A vibrant Creole blend of chicken, sausage, shrimp, rice, and spices creating a hearty, flavor-packed one-pot dish.
# What You'll Need:
→ Proteins
01 - 8 ounces andouille sausage, sliced
02 - 2 boneless, skinless chicken thighs, cut into 1-inch pieces
03 - 8 ounces large raw shrimp, peeled and deveined
→ Vegetables
04 - 1 medium onion, diced
05 - 1 green bell pepper, diced
06 - 2 celery stalks, diced
07 - 3 garlic cloves, minced
08 - 14 ounces canned diced tomatoes with juices
09 - 2 spring onions, sliced (for garnish)
10 - 2 tablespoons fresh parsley, chopped (for garnish)
→ Rice & Liquids
11 - 1½ cups long-grain white rice, rinsed
12 - 3 cups chicken broth
→ Spices & Seasonings
13 - 1½ teaspoons smoked paprika
14 - 1 teaspoon dried thyme
15 - 1 teaspoon dried oregano
16 - 1 teaspoon cayenne pepper, adjust to taste
17 - ½ teaspoon ground black pepper
18 - 1 teaspoon salt, plus additional to taste
19 - 2 bay leaves
20 - 2 tablespoons vegetable oil
# How to Make It:
01 - Heat 1 tablespoon of oil in a large heavy-bottomed pot over medium-high heat. Add sliced sausage and cook until lightly browned, about 3 to 4 minutes. Remove and set aside.
02 - Add remaining oil. Season chicken pieces with salt and pepper. Add to the pot and brown on all sides, approximately 4 to 5 minutes. Remove and set aside with sausage.
03 - Add diced onion, bell pepper, and celery to the pot. Cook, stirring occasionally, until softened, about 5 minutes. Stir in minced garlic and cook for an additional minute.
04 - Mix in rinsed rice, smoked paprika, thyme, oregano, cayenne pepper, black pepper, and salt.

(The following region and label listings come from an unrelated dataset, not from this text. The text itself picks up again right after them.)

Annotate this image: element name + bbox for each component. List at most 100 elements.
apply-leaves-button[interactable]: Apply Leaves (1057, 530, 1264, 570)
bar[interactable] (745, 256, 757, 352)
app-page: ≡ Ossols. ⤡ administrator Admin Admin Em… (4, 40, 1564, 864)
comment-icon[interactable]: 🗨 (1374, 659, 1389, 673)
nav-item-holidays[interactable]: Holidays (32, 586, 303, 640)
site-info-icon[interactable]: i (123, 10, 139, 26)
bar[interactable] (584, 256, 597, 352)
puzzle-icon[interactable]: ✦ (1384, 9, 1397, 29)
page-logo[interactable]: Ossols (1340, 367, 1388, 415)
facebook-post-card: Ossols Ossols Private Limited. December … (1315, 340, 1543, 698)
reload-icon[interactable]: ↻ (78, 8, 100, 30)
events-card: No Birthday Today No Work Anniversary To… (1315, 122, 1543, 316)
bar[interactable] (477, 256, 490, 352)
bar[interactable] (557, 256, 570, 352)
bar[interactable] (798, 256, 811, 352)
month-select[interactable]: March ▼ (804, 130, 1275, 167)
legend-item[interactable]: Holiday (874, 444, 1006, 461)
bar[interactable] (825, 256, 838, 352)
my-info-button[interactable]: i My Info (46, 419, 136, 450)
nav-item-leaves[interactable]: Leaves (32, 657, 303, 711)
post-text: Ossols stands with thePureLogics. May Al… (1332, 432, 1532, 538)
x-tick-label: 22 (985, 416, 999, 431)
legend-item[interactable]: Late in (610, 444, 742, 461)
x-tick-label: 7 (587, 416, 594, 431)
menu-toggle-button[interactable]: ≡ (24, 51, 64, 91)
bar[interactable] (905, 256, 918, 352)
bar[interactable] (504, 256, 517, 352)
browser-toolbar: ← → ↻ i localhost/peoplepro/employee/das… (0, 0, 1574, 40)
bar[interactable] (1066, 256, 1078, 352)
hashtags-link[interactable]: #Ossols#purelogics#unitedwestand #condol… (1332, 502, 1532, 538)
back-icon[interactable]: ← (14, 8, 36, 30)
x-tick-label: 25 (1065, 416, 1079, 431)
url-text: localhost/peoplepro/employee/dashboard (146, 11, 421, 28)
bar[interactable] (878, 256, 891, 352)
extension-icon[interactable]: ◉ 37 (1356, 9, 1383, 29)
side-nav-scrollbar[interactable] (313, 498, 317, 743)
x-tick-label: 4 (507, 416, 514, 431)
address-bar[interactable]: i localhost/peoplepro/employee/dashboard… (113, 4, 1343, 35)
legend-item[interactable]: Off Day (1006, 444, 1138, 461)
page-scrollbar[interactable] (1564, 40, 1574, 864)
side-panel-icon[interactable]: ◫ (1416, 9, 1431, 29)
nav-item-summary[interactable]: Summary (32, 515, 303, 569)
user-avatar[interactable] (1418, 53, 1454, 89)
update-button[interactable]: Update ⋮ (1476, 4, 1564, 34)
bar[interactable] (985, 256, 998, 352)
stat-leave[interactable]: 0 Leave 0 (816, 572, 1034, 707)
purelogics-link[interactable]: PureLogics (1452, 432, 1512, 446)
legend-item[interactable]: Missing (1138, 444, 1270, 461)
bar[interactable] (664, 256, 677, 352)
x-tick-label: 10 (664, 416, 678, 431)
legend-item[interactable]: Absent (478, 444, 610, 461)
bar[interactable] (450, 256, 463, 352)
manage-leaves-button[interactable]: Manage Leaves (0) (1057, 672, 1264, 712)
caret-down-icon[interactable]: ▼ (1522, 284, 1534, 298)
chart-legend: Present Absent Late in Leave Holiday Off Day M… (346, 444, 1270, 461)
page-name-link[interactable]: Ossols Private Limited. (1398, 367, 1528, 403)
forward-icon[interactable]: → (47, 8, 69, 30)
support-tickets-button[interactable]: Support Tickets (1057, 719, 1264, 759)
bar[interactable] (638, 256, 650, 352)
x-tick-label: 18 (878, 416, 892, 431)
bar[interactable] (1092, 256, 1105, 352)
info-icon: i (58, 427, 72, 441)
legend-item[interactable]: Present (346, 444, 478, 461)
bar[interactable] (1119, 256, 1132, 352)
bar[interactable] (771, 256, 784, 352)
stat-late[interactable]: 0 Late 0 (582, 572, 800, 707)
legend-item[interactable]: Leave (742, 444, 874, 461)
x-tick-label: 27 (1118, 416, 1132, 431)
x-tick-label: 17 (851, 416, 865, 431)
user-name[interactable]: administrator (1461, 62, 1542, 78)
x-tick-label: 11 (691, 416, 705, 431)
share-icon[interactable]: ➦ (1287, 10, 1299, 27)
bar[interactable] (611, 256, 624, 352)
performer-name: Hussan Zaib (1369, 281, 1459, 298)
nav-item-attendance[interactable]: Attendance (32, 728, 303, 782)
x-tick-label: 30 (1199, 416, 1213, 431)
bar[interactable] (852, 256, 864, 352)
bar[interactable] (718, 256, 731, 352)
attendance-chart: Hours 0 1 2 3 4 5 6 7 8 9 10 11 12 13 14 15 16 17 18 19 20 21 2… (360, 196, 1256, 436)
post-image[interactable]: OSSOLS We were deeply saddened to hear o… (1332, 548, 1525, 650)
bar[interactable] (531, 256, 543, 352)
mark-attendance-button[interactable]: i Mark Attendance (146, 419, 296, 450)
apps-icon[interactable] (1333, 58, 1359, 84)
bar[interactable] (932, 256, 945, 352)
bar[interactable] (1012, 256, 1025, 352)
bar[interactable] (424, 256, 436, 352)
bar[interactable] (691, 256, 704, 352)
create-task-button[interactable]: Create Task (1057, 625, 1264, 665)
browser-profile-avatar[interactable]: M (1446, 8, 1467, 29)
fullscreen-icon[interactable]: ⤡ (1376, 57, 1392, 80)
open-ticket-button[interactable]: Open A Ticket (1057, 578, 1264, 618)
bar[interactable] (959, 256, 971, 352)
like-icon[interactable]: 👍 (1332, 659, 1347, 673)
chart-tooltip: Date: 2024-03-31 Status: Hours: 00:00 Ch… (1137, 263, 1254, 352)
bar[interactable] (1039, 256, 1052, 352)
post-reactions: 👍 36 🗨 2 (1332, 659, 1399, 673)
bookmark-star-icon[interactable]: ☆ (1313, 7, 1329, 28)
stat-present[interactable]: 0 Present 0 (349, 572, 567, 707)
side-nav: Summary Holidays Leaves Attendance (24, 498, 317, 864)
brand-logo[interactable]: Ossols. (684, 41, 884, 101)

Cook for 1 minute to toast the spices and incorporate flavors.
05 - Pour in diced tomatoes with juices and chicken broth. Add bay leaves. Stir thoroughly, scraping any browned bits from the bottom of the pot.
06 - Return browned sausage and chicken to the pot. Bring mixture to a boil, then reduce heat to low. Cover and simmer for 20 minutes, stirring once halfway through to prevent sticking.
07 - Nestle shrimp into the partially cooked rice mixture. Cover and cook 5 to 7 minutes more until shrimp are pink and rice is tender.
08 - Remove from heat and discard bay leaves. Fluff the mixture gently with a fork. Garnish with sliced spring onions and chopped parsley. Serve immediately with optional hot sauce.